Оползень | страница 16



— А вы ведите себя поспокойнее, и лучше будет.

Знала, что в таких случаях надо брать тон грубый и уверенный, это рожениц действительно успокаивало. А тут еще мужья, особенно досаждали любящие и слабонервные. Один головой в стену упирается, другой пальцы ломает, третий капелек просит…

— Как вам не стыдно! — вскрикнет иной раз Евпраксия Ивановна, сама разгоряченная и озабоченная. — Ведь у вас, наверное, высшее образование?

— Высшее, — говорит муж, морщась, будто сам рожает. — Но мне не стыдно. Мне страшно.

Так среди стонов, визгов, мужских истерик до того напрыгаешься, что пяточки-то узенькие (Зибенгар говорил, что это в женщине — большое достоинство) гудят и покалывают.

— Вы не рассердились на меня? — дрогнувшим голосом спросил ее Мезенцев, когда они вечером столкнулись в полутьме общего коридора. — Я очень хотел познакомиться и не знал, как это сделать. Даже письмо вам писать собирался.

— Я беден, Евпраксия Ивановна, — продолжал он, уже сидя за чаем в ее комнатке. — Но честен! — Он говорил с вызовом, с надрывом и вместе с тем жалея себя. — У меня есть способности. Я работал писцом в суде. Юность, грезы — и в суде, представляете?.. Жил на крошечные сбережения, занимался день и ночь! Я не расставался с книгой «Гимназия на дому», знаете? Такие ежемесячные томики по рубль семьдесят пять. Так всюду и ходил с ней. Сдал экстерном, правда, без древних языков. А сейчас, — тон его стал доверительным, интимным, — я готовлюсь к экзамену на горного инженера, опять экстерном: по камню, по золоту буду работать. Я трудолюбив, основателен, заберусь где поглуше. Тороплюсь, боюсь, отсрочка кончится, загремишь куда-нибудь на австрийский фронт, а?

Ну, что же, он прав. Все это ей подходит. Он беден, она тоже. Он бережлив — это надежно. У него есть цель — выбиться. У нее разве не та же самая цель? Свое положение она сумела понять четко, с самого детства. Очень скверное положение: между богатством и униженностью. Три класса гимназии, манеры — это почти ничего не стоит.

У них даже и характеры схожие: оба скрытные, настойчивые и осторожные.

Она была настолько молода, что ей в голову не приходило усомниться в своих выводах.

Облокотившись на стол, чувствуя, как керосиновая лампа греет висок, Кася рассматривала Мезенцева: треугольный разрез глаз, пухленько собранные губы, вздернутый нос.
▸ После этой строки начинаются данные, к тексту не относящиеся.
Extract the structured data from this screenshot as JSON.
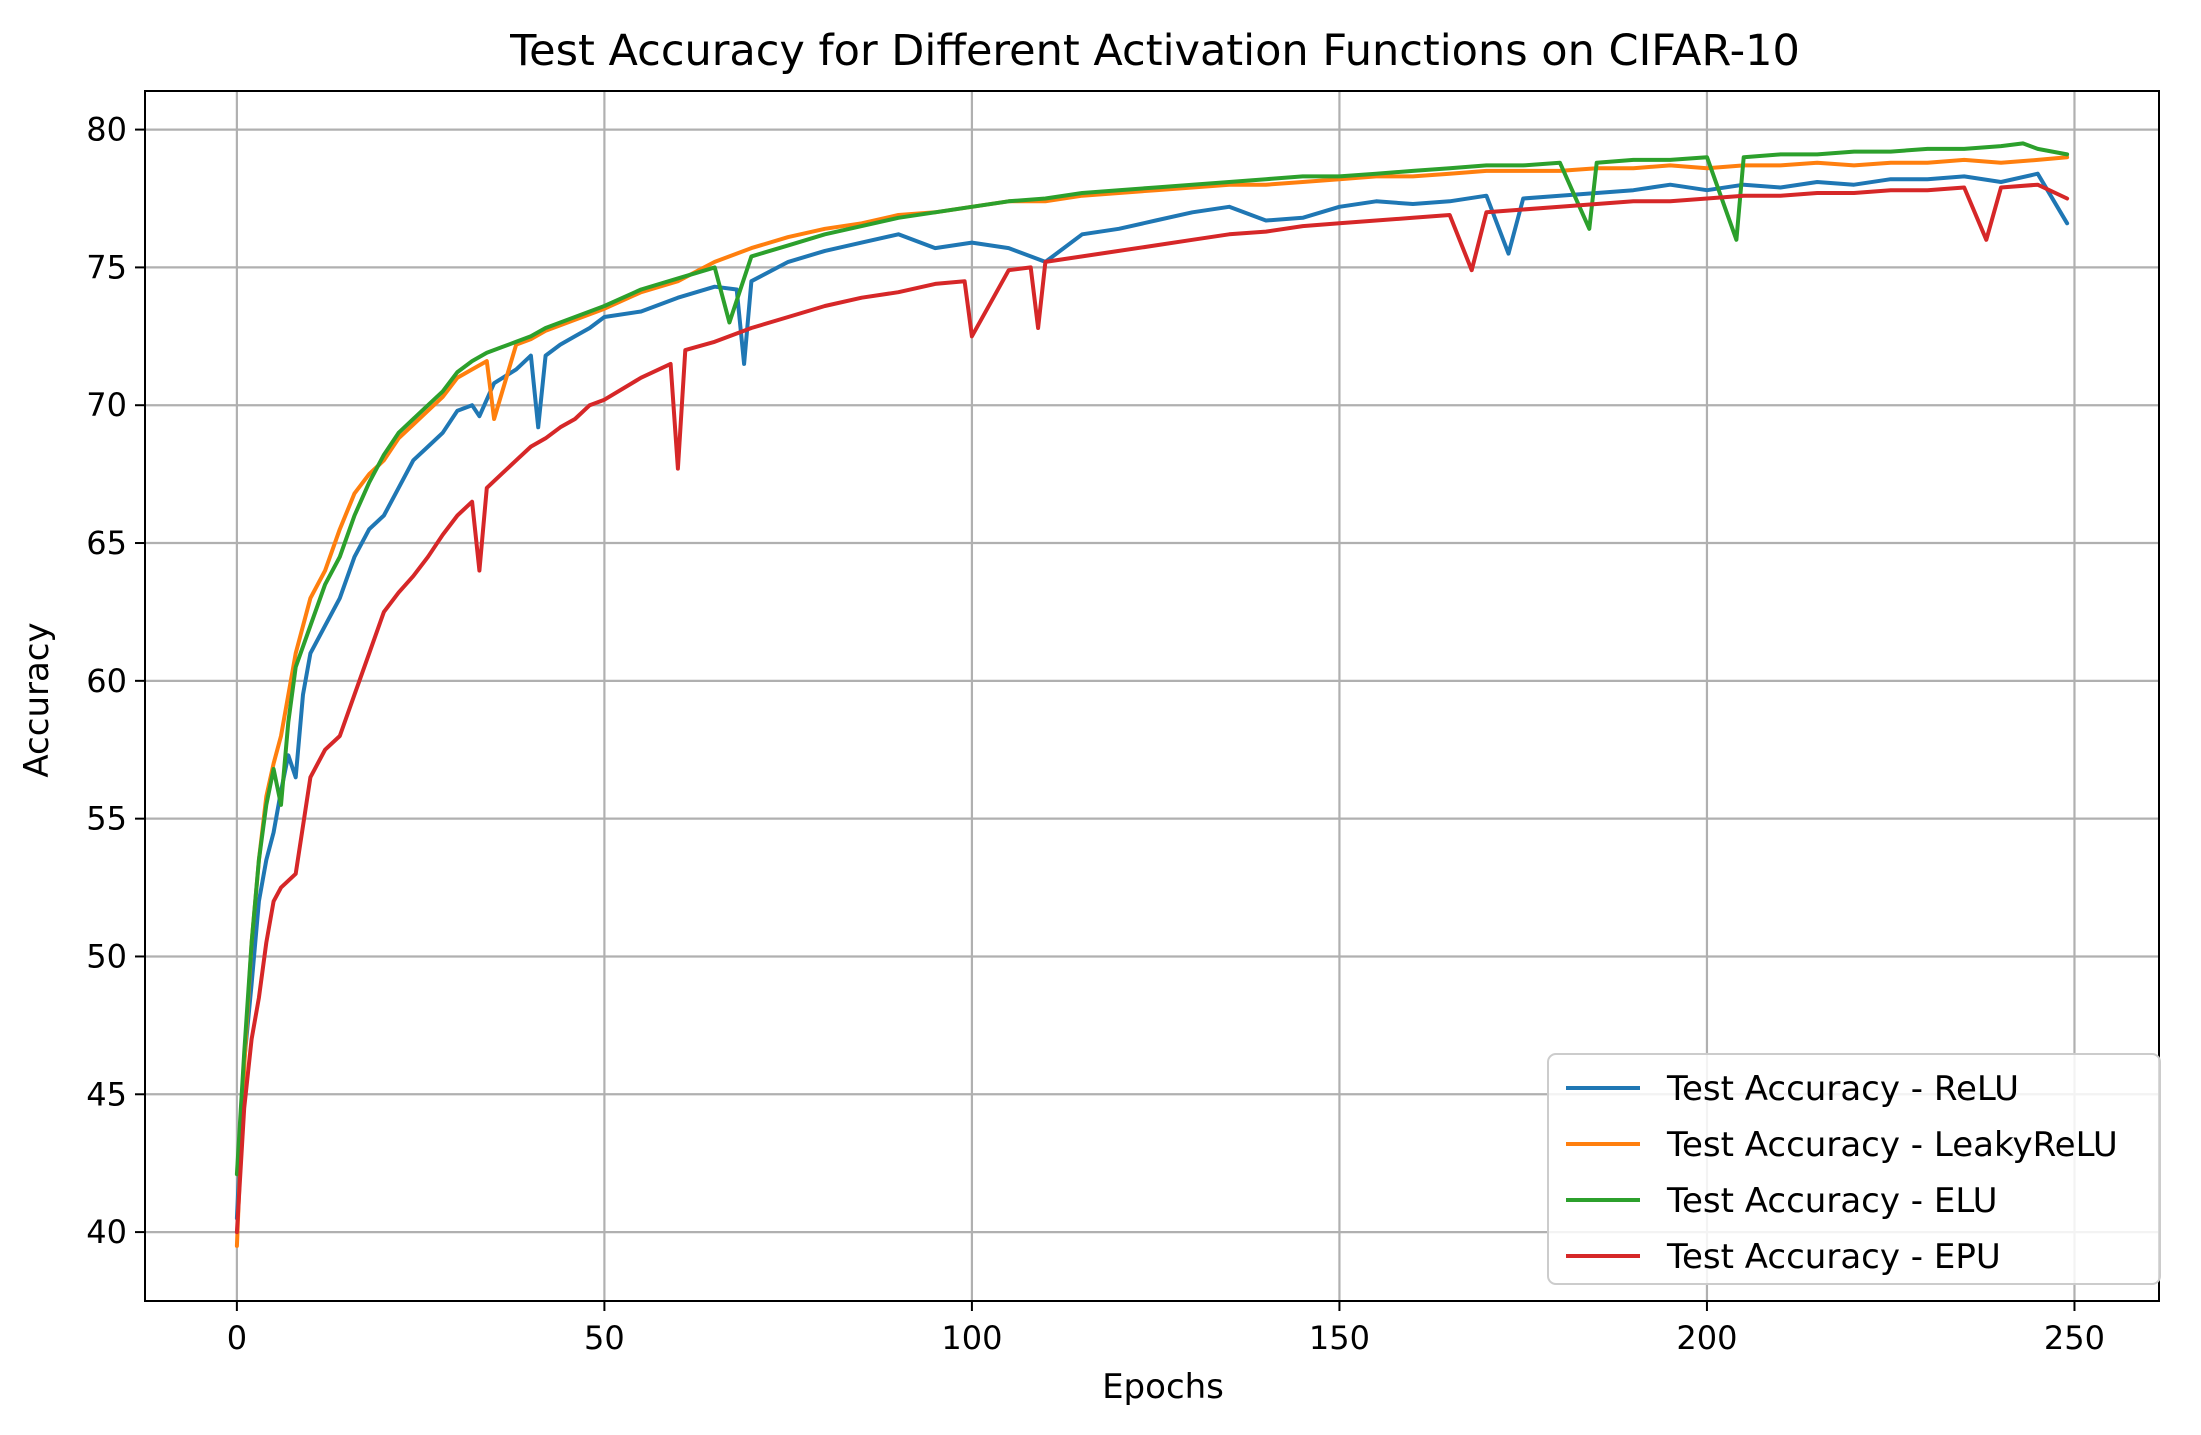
{
  "chart_data": {
    "type": "line",
    "title": "Test Accuracy for Different Activation Functions on CIFAR-10",
    "xlabel": "Epochs",
    "ylabel": "Accuracy",
    "xlim": [
      -12.5,
      261.5
    ],
    "ylim": [
      37.5,
      81.4
    ],
    "grid": true,
    "legend_position": "lower-right",
    "x_ticks": [
      0,
      50,
      100,
      150,
      200,
      250
    ],
    "y_ticks": [
      40,
      45,
      50,
      55,
      60,
      65,
      70,
      75,
      80
    ],
    "x_tick_labels": [
      "0",
      "50",
      "100",
      "150",
      "200",
      "250"
    ],
    "y_tick_labels": [
      "40",
      "45",
      "50",
      "55",
      "60",
      "65",
      "70",
      "75",
      "80"
    ],
    "series": [
      {
        "name": "Test Accuracy - ReLU",
        "color": "#1f77b4",
        "x": [
          0,
          1,
          2,
          3,
          4,
          5,
          6,
          7,
          8,
          9,
          10,
          12,
          14,
          16,
          18,
          20,
          22,
          24,
          26,
          28,
          30,
          32,
          33,
          35,
          38,
          40,
          41,
          42,
          44,
          46,
          48,
          50,
          55,
          60,
          65,
          68,
          69,
          70,
          75,
          80,
          85,
          90,
          95,
          100,
          105,
          110,
          115,
          120,
          125,
          130,
          135,
          140,
          145,
          150,
          155,
          160,
          165,
          170,
          173,
          175,
          180,
          185,
          190,
          195,
          200,
          205,
          210,
          215,
          220,
          225,
          230,
          235,
          240,
          245,
          249
        ],
        "values": [
          40.5,
          46.2,
          49.0,
          52.0,
          53.5,
          54.5,
          56.0,
          57.3,
          56.5,
          59.5,
          61.0,
          62.0,
          63.0,
          64.5,
          65.5,
          66.0,
          67.0,
          68.0,
          68.5,
          69.0,
          69.8,
          70.0,
          69.6,
          70.8,
          71.3,
          71.8,
          69.2,
          71.8,
          72.2,
          72.5,
          72.8,
          73.2,
          73.4,
          73.9,
          74.3,
          74.2,
          71.5,
          74.5,
          75.2,
          75.6,
          75.9,
          76.2,
          75.7,
          75.9,
          75.7,
          75.2,
          76.2,
          76.4,
          76.7,
          77.0,
          77.2,
          76.7,
          76.8,
          77.2,
          77.4,
          77.3,
          77.4,
          77.6,
          75.5,
          77.5,
          77.6,
          77.7,
          77.8,
          78.0,
          77.8,
          78.0,
          77.9,
          78.1,
          78.0,
          78.2,
          78.2,
          78.3,
          78.1,
          78.4,
          76.6
        ]
      },
      {
        "name": "Test Accuracy - LeakyReLU",
        "color": "#ff7f0e",
        "x": [
          0,
          1,
          2,
          3,
          4,
          5,
          6,
          8,
          10,
          12,
          14,
          16,
          18,
          20,
          22,
          24,
          26,
          28,
          30,
          32,
          34,
          35,
          38,
          40,
          42,
          44,
          46,
          48,
          50,
          55,
          60,
          65,
          70,
          75,
          80,
          85,
          90,
          95,
          100,
          105,
          110,
          115,
          120,
          125,
          130,
          135,
          140,
          145,
          150,
          155,
          160,
          165,
          170,
          175,
          180,
          185,
          190,
          195,
          200,
          205,
          210,
          215,
          220,
          225,
          230,
          235,
          240,
          245,
          249
        ],
        "values": [
          39.5,
          46.0,
          50.5,
          53.5,
          55.8,
          57.0,
          58.0,
          61.0,
          63.0,
          64.0,
          65.5,
          66.8,
          67.5,
          68.0,
          68.8,
          69.3,
          69.8,
          70.3,
          71.0,
          71.3,
          71.6,
          69.5,
          72.2,
          72.4,
          72.7,
          72.9,
          73.1,
          73.3,
          73.5,
          74.1,
          74.5,
          75.2,
          75.7,
          76.1,
          76.4,
          76.6,
          76.9,
          77.0,
          77.2,
          77.4,
          77.4,
          77.6,
          77.7,
          77.8,
          77.9,
          78.0,
          78.0,
          78.1,
          78.2,
          78.3,
          78.3,
          78.4,
          78.5,
          78.5,
          78.5,
          78.6,
          78.6,
          78.7,
          78.6,
          78.7,
          78.7,
          78.8,
          78.7,
          78.8,
          78.8,
          78.9,
          78.8,
          78.9,
          79.0
        ]
      },
      {
        "name": "Test Accuracy - ELU",
        "color": "#2ca02c",
        "x": [
          0,
          1,
          2,
          3,
          4,
          5,
          6,
          7,
          8,
          10,
          12,
          14,
          16,
          18,
          20,
          22,
          24,
          26,
          28,
          30,
          32,
          34,
          36,
          38,
          40,
          42,
          44,
          46,
          48,
          50,
          55,
          60,
          65,
          67,
          70,
          75,
          80,
          85,
          90,
          95,
          100,
          105,
          110,
          115,
          120,
          125,
          130,
          135,
          140,
          145,
          150,
          155,
          160,
          165,
          170,
          175,
          180,
          184,
          185,
          190,
          195,
          200,
          204,
          205,
          210,
          215,
          220,
          225,
          230,
          235,
          240,
          243,
          245,
          249
        ],
        "values": [
          42.1,
          46.5,
          50.5,
          53.5,
          55.5,
          56.8,
          55.5,
          58.5,
          60.5,
          62.0,
          63.5,
          64.5,
          66.0,
          67.2,
          68.2,
          69.0,
          69.5,
          70.0,
          70.5,
          71.2,
          71.6,
          71.9,
          72.1,
          72.3,
          72.5,
          72.8,
          73.0,
          73.2,
          73.4,
          73.6,
          74.2,
          74.6,
          75.0,
          73.0,
          75.4,
          75.8,
          76.2,
          76.5,
          76.8,
          77.0,
          77.2,
          77.4,
          77.5,
          77.7,
          77.8,
          77.9,
          78.0,
          78.1,
          78.2,
          78.3,
          78.3,
          78.4,
          78.5,
          78.6,
          78.7,
          78.7,
          78.8,
          76.4,
          78.8,
          78.9,
          78.9,
          79.0,
          76.0,
          79.0,
          79.1,
          79.1,
          79.2,
          79.2,
          79.3,
          79.3,
          79.4,
          79.5,
          79.3,
          79.1
        ]
      },
      {
        "name": "Test Accuracy - EPU",
        "color": "#d62728",
        "x": [
          0,
          1,
          2,
          3,
          4,
          5,
          6,
          8,
          10,
          12,
          14,
          16,
          18,
          20,
          22,
          24,
          26,
          28,
          30,
          32,
          33,
          34,
          36,
          38,
          40,
          42,
          44,
          46,
          48,
          50,
          55,
          59,
          60,
          61,
          65,
          70,
          75,
          80,
          85,
          90,
          95,
          99,
          100,
          105,
          108,
          109,
          110,
          115,
          120,
          125,
          130,
          135,
          140,
          145,
          150,
          155,
          160,
          165,
          168,
          170,
          175,
          180,
          185,
          190,
          195,
          200,
          205,
          210,
          215,
          220,
          225,
          230,
          235,
          238,
          240,
          245,
          249
        ],
        "values": [
          40.0,
          44.5,
          47.0,
          48.5,
          50.5,
          52.0,
          52.5,
          53.0,
          56.5,
          57.5,
          58.0,
          59.5,
          61.0,
          62.5,
          63.2,
          63.8,
          64.5,
          65.3,
          66.0,
          66.5,
          64.0,
          67.0,
          67.5,
          68.0,
          68.5,
          68.8,
          69.2,
          69.5,
          70.0,
          70.2,
          71.0,
          71.5,
          67.7,
          72.0,
          72.3,
          72.8,
          73.2,
          73.6,
          73.9,
          74.1,
          74.4,
          74.5,
          72.5,
          74.9,
          75.0,
          72.8,
          75.2,
          75.4,
          75.6,
          75.8,
          76.0,
          76.2,
          76.3,
          76.5,
          76.6,
          76.7,
          76.8,
          76.9,
          74.9,
          77.0,
          77.1,
          77.2,
          77.3,
          77.4,
          77.4,
          77.5,
          77.6,
          77.6,
          77.7,
          77.7,
          77.8,
          77.8,
          77.9,
          76.0,
          77.9,
          78.0,
          77.5
        ]
      }
    ]
  }
}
Мило и жалко. А кого ждала? Все равно ведь никого не ждала, даже не воображала. Спала душа. Все силы отнимала частная практика, поиски рекомендаций, вызовы. Волосы вымоешь, а в дверь стучат, иди в ночную слякоть, сама думай, как бы не простудиться, не заболеть. Извозчика позовешь — в кошельке пересчитаешь да и отпустишь. А юбка-то намокнет чуть не до колен, еле волочишь ее…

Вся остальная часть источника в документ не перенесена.